Inmigración irregular

Canarias arranca al Gobierno central un fondo de 10 millones para costear la tutela de menores migrantes

El Ejecutivo autonómico tiene la tutela de 2.006 menores inmigrantes no acompañados y ha abierto este año 21 dispositivos de emergencia

Las Palmas de Gran Canaria - 23 nov 2020 - 21:20 UTC
El presidente del Gobierno de Canarias, Ángel Víctor Torres, el viernes 20 de noviembre en la Delegación del Gobierno en Canarias.
El presidente del Gobierno de Canarias, Ángel Víctor Torres, el viernes 20 de noviembre en la Delegación del Gobierno en Canarias.Quique Curbelo / EFE

El Gobierno central creará un fondo extraordinario de 10 millones de euros para costear gastos derivados de la atención y acogida de menores inmigrantes no acompañados en Canarias. El archipiélago acoge en estos momentos a 2.006 niños y jóvenes, la mayor cifra en los registros y que supera en más de 400 los registrados en 2006 durante la llamada crisis de los cayucos. En enero pasado, el número de menores tutelados ascendía a 540, según los datos del Ejecutivo autonómico.

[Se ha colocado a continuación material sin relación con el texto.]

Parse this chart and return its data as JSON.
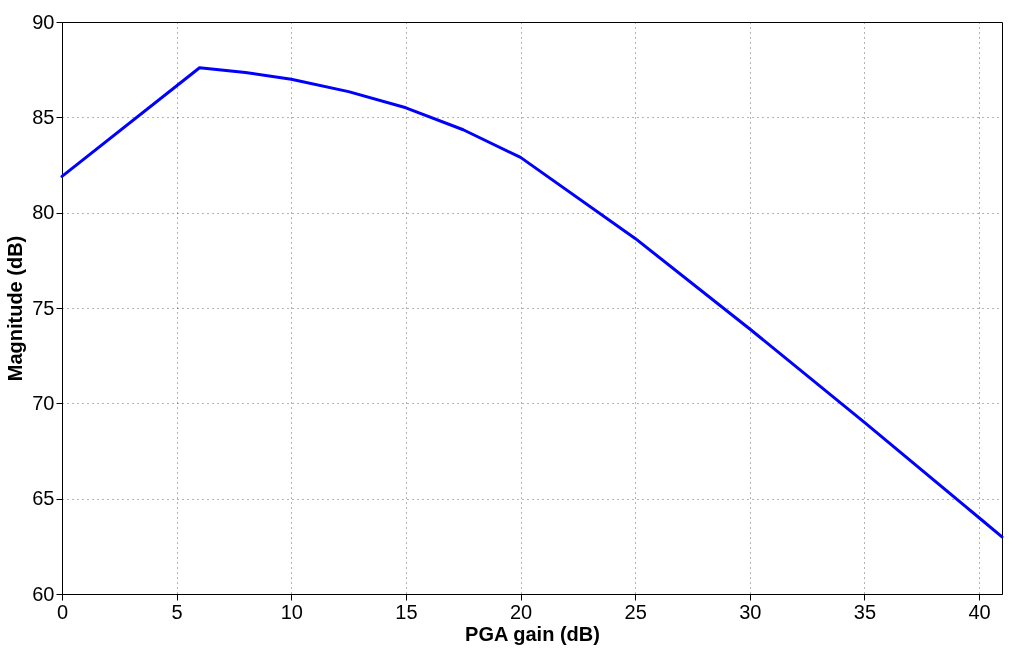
{
  "chart_data": {
    "type": "line",
    "xlabel": "PGA gain (dB)",
    "ylabel": "Magnitude (dB)",
    "x": [
      0,
      6,
      8,
      10,
      12.5,
      15,
      17.5,
      20,
      25,
      30,
      35,
      40,
      41
    ],
    "series": [
      {
        "color": "#0000ff",
        "values": [
          81.9,
          87.6,
          87.35,
          87.0,
          86.35,
          85.5,
          84.35,
          82.9,
          78.65,
          73.9,
          69.0,
          64.0,
          63.0
        ]
      }
    ],
    "xlim": [
      0,
      41
    ],
    "xticks": [
      0,
      5,
      10,
      15,
      20,
      25,
      30,
      35,
      40
    ],
    "ylim": [
      60,
      90
    ],
    "yticks": [
      60,
      65,
      70,
      75,
      80,
      85,
      90
    ],
    "grid": true,
    "line_style": "solid",
    "marker": "none"
  }
}
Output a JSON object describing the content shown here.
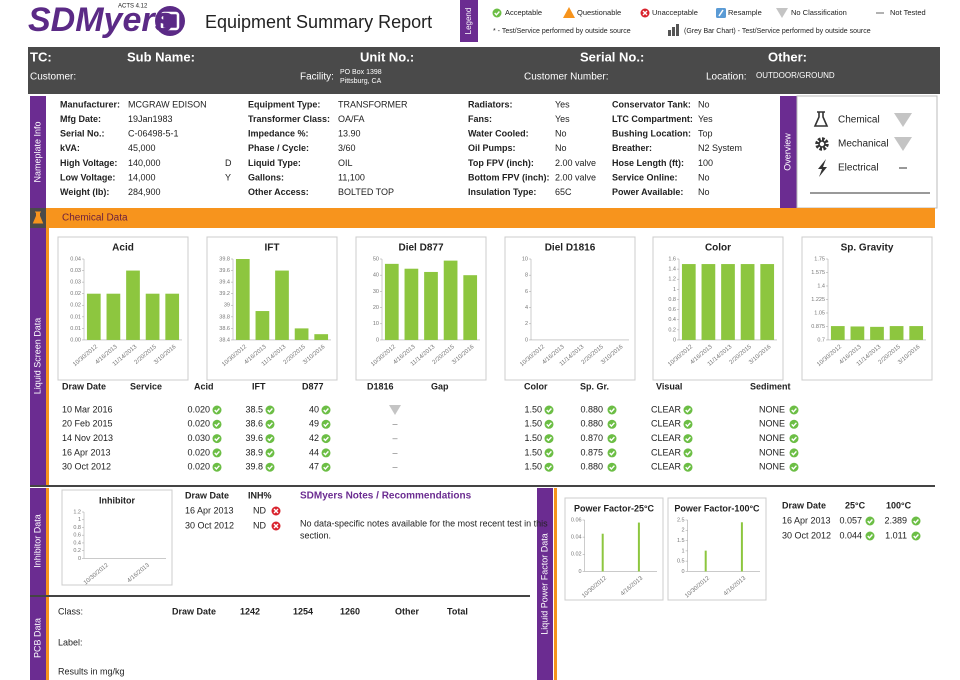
{
  "header": {
    "logo": "SDMyers",
    "logo_badge": "ACTS 4.12",
    "title": "Equipment Summary Report"
  },
  "legend": {
    "title": "Legend",
    "items": [
      "Acceptable",
      "Questionable",
      "Unacceptable",
      "Resample",
      "No Classification",
      "Not Tested"
    ],
    "notes": [
      "* - Test/Service performed by outside source",
      "(Grey Bar Chart) - Test/Service performed by outside source"
    ]
  },
  "info": {
    "row1": [
      "TC:",
      "Sub Name:",
      "Unit No.:",
      "Serial No.:",
      "Other:"
    ],
    "customer": "Customer:",
    "facility_label": "Facility:",
    "facility": [
      "PO Box 1398",
      "Pittsburg, CA"
    ],
    "customer_number": "Customer Number:",
    "location_label": "Location:",
    "location": "OUTDOOR/GROUND"
  },
  "nameplate": {
    "title": "Nameplate Info",
    "columns": [
      [
        [
          "Manufacturer:",
          "MCGRAW EDISON"
        ],
        [
          "Mfg Date:",
          "19Jan1983"
        ],
        [
          "Serial No.:",
          "C-06498-5-1"
        ],
        [
          "kVA:",
          "45,000"
        ],
        [
          "High Voltage:",
          "140,000",
          "D"
        ],
        [
          "Low Voltage:",
          "14,000",
          "Y"
        ],
        [
          "Weight (lb):",
          "284,900"
        ]
      ],
      [
        [
          "Equipment Type:",
          "TRANSFORMER"
        ],
        [
          "Transformer Class:",
          "OA/FA"
        ],
        [
          "Impedance %:",
          "13.90"
        ],
        [
          "Phase / Cycle:",
          "3/60"
        ],
        [
          "Liquid Type:",
          "OIL"
        ],
        [
          "Gallons:",
          "11,100"
        ],
        [
          "Other Access:",
          "BOLTED TOP"
        ]
      ],
      [
        [
          "Radiators:",
          "Yes"
        ],
        [
          "Fans:",
          "Yes"
        ],
        [
          "Water Cooled:",
          "No"
        ],
        [
          "Oil Pumps:",
          "No"
        ],
        [
          "Top FPV (inch):",
          "2.00 valve"
        ],
        [
          "Bottom FPV (inch):",
          "2.00 valve"
        ],
        [
          "Insulation Type:",
          "65C"
        ]
      ],
      [
        [
          "Conservator Tank:",
          "No"
        ],
        [
          "LTC Compartment:",
          "Yes"
        ],
        [
          "Bushing Location:",
          "Top"
        ],
        [
          "Breather:",
          "N2 System"
        ],
        [
          "Hose Length (ft):",
          "100"
        ],
        [
          "Service Online:",
          "No"
        ],
        [
          "Power Available:",
          "No"
        ]
      ]
    ]
  },
  "overview": {
    "title": "Overview",
    "items": [
      "Chemical",
      "Mechanical",
      "Electrical"
    ]
  },
  "chemical": {
    "title": "Chemical Data"
  },
  "liquid_screen": {
    "title": "Liquid Screen Data",
    "charts": [
      {
        "type": "bar",
        "title": "Acid",
        "color": "#8dc63f",
        "x": [
          "10/30/2012",
          "4/16/2013",
          "11/14/2013",
          "2/20/2015",
          "3/10/2016"
        ],
        "values": [
          0.02,
          0.02,
          0.03,
          0.02,
          0.02
        ],
        "ylim": [
          0,
          0.035
        ],
        "yticks": [
          {
            "value": 0,
            "label": "0.00"
          },
          {
            "value": 0.005,
            "label": "0.01"
          },
          {
            "value": 0.01,
            "label": "0.01"
          },
          {
            "value": 0.015,
            "label": "0.02"
          },
          {
            "value": 0.02,
            "label": "0.02"
          },
          {
            "value": 0.025,
            "label": "0.03"
          },
          {
            "value": 0.03,
            "label": "0.03"
          },
          {
            "value": 0.035,
            "label": "0.04"
          }
        ]
      },
      {
        "type": "bar",
        "title": "IFT",
        "color": "#8dc63f",
        "x": [
          "10/30/2012",
          "4/16/2013",
          "11/14/2013",
          "2/20/2015",
          "3/10/2016"
        ],
        "values": [
          39.8,
          38.9,
          39.6,
          38.6,
          38.5
        ],
        "ylim": [
          38.4,
          39.8
        ],
        "yticks": [
          38.4,
          38.6,
          38.8,
          39,
          39.2,
          39.4,
          39.6,
          39.8
        ]
      },
      {
        "type": "bar",
        "title": "Diel D877",
        "color": "#8dc63f",
        "x": [
          "10/30/2012",
          "4/16/2013",
          "11/14/2013",
          "2/20/2015",
          "3/10/2016"
        ],
        "values": [
          47,
          44,
          42,
          49,
          40
        ],
        "ylim": [
          0,
          50
        ],
        "yticks": [
          0,
          10,
          20,
          30,
          40,
          50
        ]
      },
      {
        "type": "bar",
        "title": "Diel D1816",
        "color": "#8dc63f",
        "x": [
          "10/30/2012",
          "4/16/2013",
          "11/14/2013",
          "2/20/2015",
          "3/10/2016"
        ],
        "values": [
          null,
          null,
          null,
          null,
          null
        ],
        "ylim": [
          0,
          10
        ],
        "yticks": [
          0,
          2,
          4,
          6,
          8,
          10
        ]
      },
      {
        "type": "bar",
        "title": "Color",
        "color": "#8dc63f",
        "x": [
          "10/30/2012",
          "4/16/2013",
          "11/14/2013",
          "2/20/2015",
          "3/10/2016"
        ],
        "values": [
          1.5,
          1.5,
          1.5,
          1.5,
          1.5
        ],
        "ylim": [
          0,
          1.6
        ],
        "yticks": [
          0,
          0.2,
          0.4,
          0.6,
          0.8,
          1,
          1.2,
          1.4,
          1.6
        ]
      },
      {
        "type": "bar",
        "title": "Sp. Gravity",
        "color": "#8dc63f",
        "x": [
          "10/30/2012",
          "4/16/2013",
          "11/14/2013",
          "2/20/2015",
          "3/10/2016"
        ],
        "values": [
          0.88,
          0.875,
          0.87,
          0.88,
          0.88
        ],
        "ylim": [
          0.7,
          1.75
        ],
        "yticks": [
          0.7,
          0.875,
          1.05,
          1.225,
          1.4,
          1.575,
          1.75
        ]
      }
    ],
    "table": {
      "headers": [
        "Draw Date",
        "Service",
        "Acid",
        "IFT",
        "D877",
        "D1816",
        "Gap",
        "Color",
        "Sp. Gr.",
        "Visual",
        "Sediment"
      ],
      "rows": [
        {
          "date": "10 Mar 2016",
          "acid": "0.020",
          "ift": "38.5",
          "d877": "40",
          "color": "1.50",
          "sp_gr": "0.880",
          "visual": "CLEAR",
          "sediment": "NONE"
        },
        {
          "date": "20 Feb 2015",
          "acid": "0.020",
          "ift": "38.6",
          "d877": "49",
          "d1816": "–",
          "color": "1.50",
          "sp_gr": "0.880",
          "visual": "CLEAR",
          "sediment": "NONE"
        },
        {
          "date": "14 Nov 2013",
          "acid": "0.030",
          "ift": "39.6",
          "d877": "42",
          "d1816": "–",
          "color": "1.50",
          "sp_gr": "0.870",
          "visual": "CLEAR",
          "sediment": "NONE"
        },
        {
          "date": "16 Apr 2013",
          "acid": "0.020",
          "ift": "38.9",
          "d877": "44",
          "d1816": "–",
          "color": "1.50",
          "sp_gr": "0.875",
          "visual": "CLEAR",
          "sediment": "NONE"
        },
        {
          "date": "30 Oct 2012",
          "acid": "0.020",
          "ift": "39.8",
          "d877": "47",
          "d1816": "–",
          "color": "1.50",
          "sp_gr": "0.880",
          "visual": "CLEAR",
          "sediment": "NONE"
        }
      ]
    }
  },
  "inhibitor": {
    "title": "Inhibitor Data",
    "chart": {
      "type": "bar",
      "title": "Inhibitor",
      "color": "#8dc63f",
      "x": [
        "10/30/2012",
        "4/16/2013"
      ],
      "values": [
        null,
        null
      ],
      "ylim": [
        0,
        1.2
      ],
      "yticks": [
        0,
        0.2,
        0.4,
        0.6,
        0.8,
        1,
        1.2
      ]
    },
    "table": {
      "headers": [
        "Draw Date",
        "INH%"
      ],
      "rows": [
        [
          "16 Apr 2013",
          "ND"
        ],
        [
          "30 Oct 2012",
          "ND"
        ]
      ]
    },
    "notes": {
      "title": "SDMyers Notes / Recommendations",
      "text": [
        "No data-specific notes available for the most recent test in this",
        "section."
      ]
    }
  },
  "power_factor": {
    "title": "Liquid Power Factor Data",
    "charts": [
      {
        "type": "bar",
        "title": "Power Factor-25°C",
        "color": "#8dc63f",
        "x": [
          "10/30/2012",
          "4/16/2013"
        ],
        "values": [
          0.044,
          0.057
        ],
        "ylim": [
          0,
          0.06
        ],
        "yticks": [
          0,
          0.02,
          0.04,
          0.06
        ]
      },
      {
        "type": "bar",
        "title": "Power Factor-100°C",
        "color": "#8dc63f",
        "x": [
          "10/30/2012",
          "4/16/2013"
        ],
        "values": [
          1.011,
          2.389
        ],
        "ylim": [
          0,
          2.5
        ],
        "yticks": [
          0,
          0.5,
          1,
          1.5,
          2,
          2.5
        ]
      }
    ],
    "table": {
      "headers": [
        "Draw Date",
        "25°C",
        "100°C"
      ],
      "rows": [
        [
          "16 Apr 2013",
          "0.057",
          "2.389"
        ],
        [
          "30 Oct 2012",
          "0.044",
          "1.011"
        ]
      ]
    }
  },
  "pcb": {
    "title": "PCB Data",
    "class_label": "Class:",
    "headers": [
      "Draw Date",
      "1242",
      "1254",
      "1260",
      "Other",
      "Total"
    ],
    "label_label": "Label:",
    "units": "Results in mg/kg"
  }
}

Esta cifra ha obligado a abrir de urgencia 21 centros de atención de menores en lo que va de año. El sobresfuerzo económico al que se ha visto obligado el Ejecutivo regional alcanza los 18 millones de euros, según explicó a EL PAÍS la consejera de Derechos Sociales, Noemí Santana (Podemos).

“La necesidad de ayuda es imperiosa, esto es un grito desesperado a que se colabore con Canarias”, aseguraba este fin de semana la consejera. La Vicepresidencia de Derechos Sociales y Agenda 2030, dirigida por Pablo Iglesias, se ha comprometido a llevar en las próximas semanas al Consejo de Ministros un Real Decreto Ley para aprobar esta subvención directa para Canarias, que deberá llegar antes del 31 de diciembre.

La situación actual guarda muchas similitudes con anteriores crisis migratorias, empezando por la de 2006. Pero existe otro ejemplo mucho más reciente: en 2018 llegaron a España más de 7.000 menores extranjeros no acompañados. Este caudal provocó que comunidades como Andalucía o las ciudades autónomas de Ceuta y Melilla, principales puertas de entrada en aquel momento, también se vieran desbordadas para tutelar adecuadamente a los niños. Estos territorios se encontraron con las reticencias del resto de comunidades autónomas a la hora de colaborar en la gestión. El primer Ejecutivo de Pedro Sánchez, al igual que sucede ahora, aprobó un crédito extraordinario de 40 millones de euros para compensar a las autonomías con más llegadas.

El verdadero problema, sin embargo, es la falta de un modelo adecuado. El Gobierno comenzó a elaborar un plan aquel mismo año desde el Observatorio de la Infancia, un grupo de trabajo del Ministerio de Sanidad, con las comunidades, ministerios con competencias migratorias, la Fiscalía y las ONG que atienden a menores extranjeros.

El último borrador de este plan data de octubre de 2019. En él se insistía en la solidaridad territorial y proponía la creación de centros de financiación estatal en los principales puntos de llegada para, desde allí, derivarlos a otras comunidades en función de su población, ingresos fiscales o su índice de desempleo.

El Ejecutivo de las islas, una coalición de PSOE y Podemos con partidos locales, ha pedido, como ya se hizo tras la crisis de 2006, la derivación a otras comunidades de, al menos, 500 menores. El acuerdo alcanzado ayer incide en esa línea, al afirmar que existe un “compromiso adquirido por parte del Gobierno estatal” de “dar traslado a las comunidades autónomas, a través del Consejo Territorial de Servicios Sociales, que se active la solidaridad interterritorial para la acogida de menores inmigrantes no acompañados”.